AUTRES FORMES DE CONTROLE :
1.
LES CONTROLES A POSTERIORI :
Le contrôle assimilé à une vérification,
intervient lorsque la tâche est accomplie. Il consiste à vérifier que les
résultats sont conformes aux objectifs ou aux standards.
Le contrôle budgétaire grâce
auquel ou mesure périodiquement les écarts entre les prévisions et les
réalisations, aide aussi à s’assurer que les performances obtenus ne
s’éloignent pas des chiffres initialement fixés dans les plans.
Dans les
programmes et les budgets de même les
contrôles statistiques de conformité se classent parmi ce type d’outils.
Une telle
forme de contrôle après l’action convient bien aux opérations qui se répètent
fréquemment. Elle s’applique aussi aux opérations non répétitives, à des
projets uniques à partir du moment où le déroulement des tâches est prévu avec
précision.
Le contrôle
de la stratégie convient à la tactique lorsqu’il s’agit d’en apprécier les
résultats.
2.
LE CONTROLE DE GESTION ET LES AUTRES FORMES DE
CONTROLE :
Le contrôle
de gestion coexiste et en interaction avec d’autres mécanismes de
régulation :
·
Contrôle interne.
·
Audit interne.
·
Contrôle d’exécution.
·
Audit opérationnel.
·
Contrôle STR.
·
Etc.
L’audit
vient du mot anglais « to audit » ce qui signifie : vérifier,
contrôler et surveiller. Avec le temps, ce mot a pris le sens de diagnostic, de
conseil et d’apport de service divers aux organigrammes. Ainsi, l’audit
recouvre un champ très large d’activités.
3.
CONTROLE D’AUDIT INTERNE :
a.
CONTROLE INTERNE :
Le contrôle
interne est un processus plus global mis en œuvre et supervisé par la direction
générale pour conserver la maîtrise de l’organigramme. Il est ainsi chargé de
mettre en place toutes les sécurités nécessaires à fin que :
· Les décisions prises pour assurer les meilleures performances
à l’organisation soient correctement appliquées.

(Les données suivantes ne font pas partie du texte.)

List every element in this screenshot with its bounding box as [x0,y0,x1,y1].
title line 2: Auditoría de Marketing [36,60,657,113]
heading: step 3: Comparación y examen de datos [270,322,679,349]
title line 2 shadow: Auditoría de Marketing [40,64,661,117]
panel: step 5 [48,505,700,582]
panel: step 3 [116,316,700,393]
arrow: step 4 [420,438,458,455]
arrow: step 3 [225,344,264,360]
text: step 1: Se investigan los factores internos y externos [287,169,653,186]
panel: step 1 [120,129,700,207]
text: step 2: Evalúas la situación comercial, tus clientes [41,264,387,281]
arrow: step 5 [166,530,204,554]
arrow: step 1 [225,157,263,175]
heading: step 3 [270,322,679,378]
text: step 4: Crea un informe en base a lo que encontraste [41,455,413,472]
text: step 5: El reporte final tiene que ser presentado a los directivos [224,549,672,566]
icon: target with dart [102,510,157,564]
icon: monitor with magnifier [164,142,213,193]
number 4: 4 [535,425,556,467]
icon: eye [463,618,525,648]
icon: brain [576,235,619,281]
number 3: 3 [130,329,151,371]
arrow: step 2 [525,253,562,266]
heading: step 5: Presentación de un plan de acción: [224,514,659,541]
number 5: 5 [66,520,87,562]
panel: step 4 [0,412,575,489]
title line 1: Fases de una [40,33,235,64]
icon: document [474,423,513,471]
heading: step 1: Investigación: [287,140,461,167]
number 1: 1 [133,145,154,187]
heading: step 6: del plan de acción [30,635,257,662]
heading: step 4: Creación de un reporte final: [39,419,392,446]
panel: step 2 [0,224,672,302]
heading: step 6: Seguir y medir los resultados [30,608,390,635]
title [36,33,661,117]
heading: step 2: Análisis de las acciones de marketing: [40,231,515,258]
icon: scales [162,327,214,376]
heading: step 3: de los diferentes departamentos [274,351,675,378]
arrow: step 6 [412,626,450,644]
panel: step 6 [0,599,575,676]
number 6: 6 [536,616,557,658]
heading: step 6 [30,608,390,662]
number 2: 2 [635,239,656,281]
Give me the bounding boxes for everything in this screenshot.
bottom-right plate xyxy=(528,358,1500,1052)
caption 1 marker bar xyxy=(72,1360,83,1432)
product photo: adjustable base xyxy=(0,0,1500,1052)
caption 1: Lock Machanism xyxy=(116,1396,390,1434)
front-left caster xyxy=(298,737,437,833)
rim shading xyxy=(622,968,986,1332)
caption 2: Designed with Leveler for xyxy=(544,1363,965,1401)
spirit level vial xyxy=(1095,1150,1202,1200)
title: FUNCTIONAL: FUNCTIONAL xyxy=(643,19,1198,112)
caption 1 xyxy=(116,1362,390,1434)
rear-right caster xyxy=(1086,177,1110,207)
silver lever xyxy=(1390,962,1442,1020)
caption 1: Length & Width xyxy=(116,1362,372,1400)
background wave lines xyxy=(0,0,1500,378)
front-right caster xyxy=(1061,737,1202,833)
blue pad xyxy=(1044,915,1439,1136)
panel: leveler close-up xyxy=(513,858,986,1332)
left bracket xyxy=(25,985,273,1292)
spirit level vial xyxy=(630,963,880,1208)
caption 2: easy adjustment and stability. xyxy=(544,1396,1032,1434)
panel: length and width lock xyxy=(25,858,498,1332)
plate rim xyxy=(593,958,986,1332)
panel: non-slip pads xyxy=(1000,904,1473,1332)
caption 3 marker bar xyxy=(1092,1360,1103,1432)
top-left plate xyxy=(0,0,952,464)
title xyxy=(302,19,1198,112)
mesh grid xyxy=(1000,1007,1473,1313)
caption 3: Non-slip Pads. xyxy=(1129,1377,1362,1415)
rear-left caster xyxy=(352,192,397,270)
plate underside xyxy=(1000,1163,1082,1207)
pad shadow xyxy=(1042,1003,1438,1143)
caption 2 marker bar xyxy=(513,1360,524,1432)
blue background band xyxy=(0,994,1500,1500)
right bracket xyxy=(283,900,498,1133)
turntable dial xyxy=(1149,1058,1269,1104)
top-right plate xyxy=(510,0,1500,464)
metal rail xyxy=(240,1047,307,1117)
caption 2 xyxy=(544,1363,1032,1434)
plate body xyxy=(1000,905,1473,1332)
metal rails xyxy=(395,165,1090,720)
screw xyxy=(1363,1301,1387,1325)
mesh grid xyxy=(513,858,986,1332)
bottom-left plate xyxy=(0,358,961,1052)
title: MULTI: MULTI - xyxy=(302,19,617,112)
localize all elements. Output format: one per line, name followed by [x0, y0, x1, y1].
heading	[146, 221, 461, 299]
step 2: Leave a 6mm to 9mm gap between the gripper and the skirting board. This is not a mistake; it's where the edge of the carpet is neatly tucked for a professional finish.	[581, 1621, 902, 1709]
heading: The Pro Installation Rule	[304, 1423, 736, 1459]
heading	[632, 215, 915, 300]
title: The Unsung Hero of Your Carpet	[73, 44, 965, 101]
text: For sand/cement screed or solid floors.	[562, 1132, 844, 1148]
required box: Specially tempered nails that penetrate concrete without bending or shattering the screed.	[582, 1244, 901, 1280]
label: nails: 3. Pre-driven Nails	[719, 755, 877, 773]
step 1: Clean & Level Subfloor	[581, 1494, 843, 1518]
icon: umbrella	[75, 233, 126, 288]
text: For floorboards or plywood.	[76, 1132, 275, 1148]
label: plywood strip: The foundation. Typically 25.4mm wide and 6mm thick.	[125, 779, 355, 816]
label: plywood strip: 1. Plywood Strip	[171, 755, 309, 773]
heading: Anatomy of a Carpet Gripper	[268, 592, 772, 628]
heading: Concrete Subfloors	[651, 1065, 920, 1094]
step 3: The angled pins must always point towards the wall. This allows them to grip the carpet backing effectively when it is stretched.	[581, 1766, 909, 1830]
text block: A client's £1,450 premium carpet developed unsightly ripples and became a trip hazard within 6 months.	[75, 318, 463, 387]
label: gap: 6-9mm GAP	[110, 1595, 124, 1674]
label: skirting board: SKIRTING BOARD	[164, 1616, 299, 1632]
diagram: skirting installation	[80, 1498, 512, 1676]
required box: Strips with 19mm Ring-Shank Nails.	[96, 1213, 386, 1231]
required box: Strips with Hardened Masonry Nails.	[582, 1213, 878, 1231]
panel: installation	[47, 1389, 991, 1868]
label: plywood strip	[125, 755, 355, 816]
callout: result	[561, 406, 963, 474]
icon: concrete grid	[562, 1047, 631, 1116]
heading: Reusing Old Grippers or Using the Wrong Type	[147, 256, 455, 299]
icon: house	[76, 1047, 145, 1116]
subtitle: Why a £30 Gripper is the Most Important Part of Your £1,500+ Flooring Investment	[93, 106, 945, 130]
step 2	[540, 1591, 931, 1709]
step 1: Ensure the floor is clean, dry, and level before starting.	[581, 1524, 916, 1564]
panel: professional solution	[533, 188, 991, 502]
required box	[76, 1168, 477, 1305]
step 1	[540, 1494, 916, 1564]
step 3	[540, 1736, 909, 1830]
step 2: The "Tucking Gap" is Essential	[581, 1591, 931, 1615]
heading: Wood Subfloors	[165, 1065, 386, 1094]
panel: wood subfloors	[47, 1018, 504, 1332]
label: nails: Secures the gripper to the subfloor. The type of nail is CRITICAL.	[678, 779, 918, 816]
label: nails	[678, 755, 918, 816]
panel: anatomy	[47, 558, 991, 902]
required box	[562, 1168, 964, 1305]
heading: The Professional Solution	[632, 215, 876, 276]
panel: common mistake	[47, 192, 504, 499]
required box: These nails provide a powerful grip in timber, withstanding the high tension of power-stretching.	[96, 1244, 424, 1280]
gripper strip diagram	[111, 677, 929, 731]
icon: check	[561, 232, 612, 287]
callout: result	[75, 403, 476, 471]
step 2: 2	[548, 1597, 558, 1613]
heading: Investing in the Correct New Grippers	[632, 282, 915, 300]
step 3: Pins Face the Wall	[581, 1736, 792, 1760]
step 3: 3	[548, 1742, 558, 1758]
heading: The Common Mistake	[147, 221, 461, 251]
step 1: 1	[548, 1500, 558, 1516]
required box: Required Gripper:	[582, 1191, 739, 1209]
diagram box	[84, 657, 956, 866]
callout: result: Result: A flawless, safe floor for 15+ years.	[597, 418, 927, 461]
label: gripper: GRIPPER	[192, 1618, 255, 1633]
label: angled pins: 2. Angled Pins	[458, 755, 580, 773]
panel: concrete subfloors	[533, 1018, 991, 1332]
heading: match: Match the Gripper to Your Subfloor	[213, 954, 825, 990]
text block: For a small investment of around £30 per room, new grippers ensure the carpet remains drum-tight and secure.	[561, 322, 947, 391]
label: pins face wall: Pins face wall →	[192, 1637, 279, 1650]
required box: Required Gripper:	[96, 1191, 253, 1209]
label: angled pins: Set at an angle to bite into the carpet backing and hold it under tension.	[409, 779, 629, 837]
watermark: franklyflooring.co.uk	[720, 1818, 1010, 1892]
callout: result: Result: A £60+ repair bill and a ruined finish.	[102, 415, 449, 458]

· Les comportements de tous ses membres soient conformes aux
procédures formalisées ou aux principes admis, aux lois et réglementation en
vigueur, et aillent bien dans le sens des objectifs stratégiques.
· La protection du patrimoine et la qualité de l’information
soient garanties.
· Les conditions pour la flexibilité et la réaction soient
réunies en permanence pour assurer la qualité maximale aux prestations fournies
en interne comme en externe.
b.
AUDIT INTERNE :
L’audit
interne contrôle le processus de contrôle interne, c’est-à-dire le processus
qui conditionne la qualité des prestations de l’organigramme. Il s’interroge
sur son efficience et sa fiabilité, sur son aptitude à détecter et corriger les
dysfonctionnements, à couvrir la totalité des opérations et à assurer leur
cohérence.
Il est
réalisé pour le compte des dirigeants par un service audit interne spécifique
qui ne communiquent leurs informations qu’à leurs dirigeants. Un auditeur
interne a pour mission :
·
D’analyser les procédures de
contrôle en place, leur application, leur adéquation aux objectifs.
· D’observer et écouter le personnel.
· De relever les incohérences et les faiblesses de la pratique.
· De s’appuyer sur un questionnaire de contrôle interne.
·
De tester le mode
d’application des procédures et leur efficacité.
L’audit
interne des états comptables et financiers est le plus fréquent.
CONCLUSION
Le
contrôleur de gestion doit être un conseiller ou un animateur afin de
transmettre rapidement aux responsables et aux opérationnels les informations
utiles à leurs décisions et à leurs engagements dans des actions correctives.
Les
responsables et les contrôleurs de gestion doivent travailler en concertation
pour faire du contrôle de gestion comme un instrument utile et motivant et non
pas comme un système de contrôle et de pénalisation.